Schattenblick →INFOPOOL →KINDERBLICK → GESCHICHTEN

GUTE-NACHT/2976: Hinter der Mauer - Ab durchs Gebüsch (SB)


Gute Nacht Geschichten


"Gehen wir heute auf den Friedhof?", möchte Anselm nach dem Nachmittagskaffee wissen. "Nein, erst morgen", plant Oma ein, "heute will ich noch Kirschen einkochen." - "Die, die wir heute morgen gepflückt haben?", fragt Solveig. "Ja, genau die. Wenn ihr möchtet, könnt ihr mir beim Entsteinen helfen. Aber ihr könnt auch hinaus in den Garten gehen und Ball spielen."

Anselm ist für den Garten, während Solveig Oma ein bißchen hilft. Bald aber hat auch sie genug vom Entsteinen der Kirschen. Es ist ja immer nur das Gleiche: Klappe auf, Kirsche hineinlegen, Hebel herunterdrücken und Hebel wieder hochnehmen, die entsteinte Kirsche gegen eine neue Kirsche mit Stein tauschen. Hundert Kirschkerne zu entfernen dauert seine Zeit. Aber Oma hat bestimmt tausend Kirschen.

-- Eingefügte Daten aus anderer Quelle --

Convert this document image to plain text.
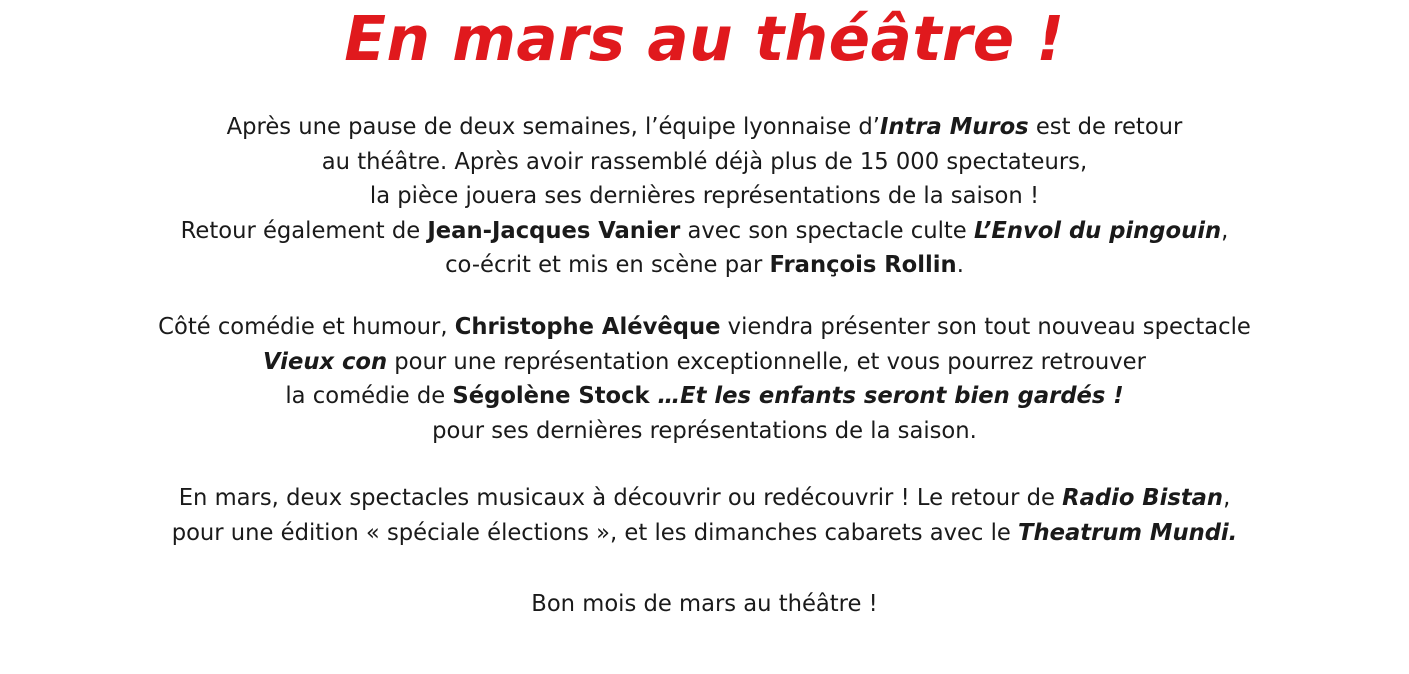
En mars au théâtre !
Après une pause de deux semaines, l’équipe lyonnaise d’Intra Muros est de retour
au théâtre. Après avoir rassemblé déjà plus de 15 000 spectateurs,
la pièce jouera ses dernières représentations de la saison !
Retour également de Jean-Jacques Vanier avec son spectacle culte L’Envol du pingouin,
co-écrit et mis en scène par François Rollin.
Côté comédie et humour, Christophe Alévêque viendra présenter son tout nouveau spectacle
Vieux con pour une représentation exceptionnelle, et vous pourrez retrouver
la comédie de Ségolène Stock …Et les enfants seront bien gardés !
pour ses dernières représentations de la saison.
En mars, deux spectacles musicaux à découvrir ou redécouvrir ! Le retour de Radio Bistan,
pour une édition « spéciale élections », et les dimanches cabarets avec le Theatrum Mundi.
Bon mois de mars au théâtre !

"Wo bist du?", ruft Solveig ihren Bruder, als sie in den Garten tritt. Eine Antwort erhält sie nicht. "Bestimmt ist er wieder in den Kirschbaum geklettert und antwortet nicht, damit Oma ihn nicht von da oben herunterrufen hört", denkt Solveig. Aber Anselm ist nicht in den Kirschbaum geklettert. Solveig ruft gleich noch einmal. Immer noch antwortet er nicht. "Was soll ich bloß machen?", fragt sich das Mädchen. Ohne ihren Bruder findet sie es langweilig. "Vielleicht hat er mich aus dem Haus kommen sehen und hat sich versteckt?", überlegt Solveig. Nun beginnt sie, ihn zu suchen und geht dabei ganz vorsichtig vor. Wenn ihr Bruder nichts hört, wird er sich vielleicht zeigen und dann kann sie ihn überraschen und erschrecken.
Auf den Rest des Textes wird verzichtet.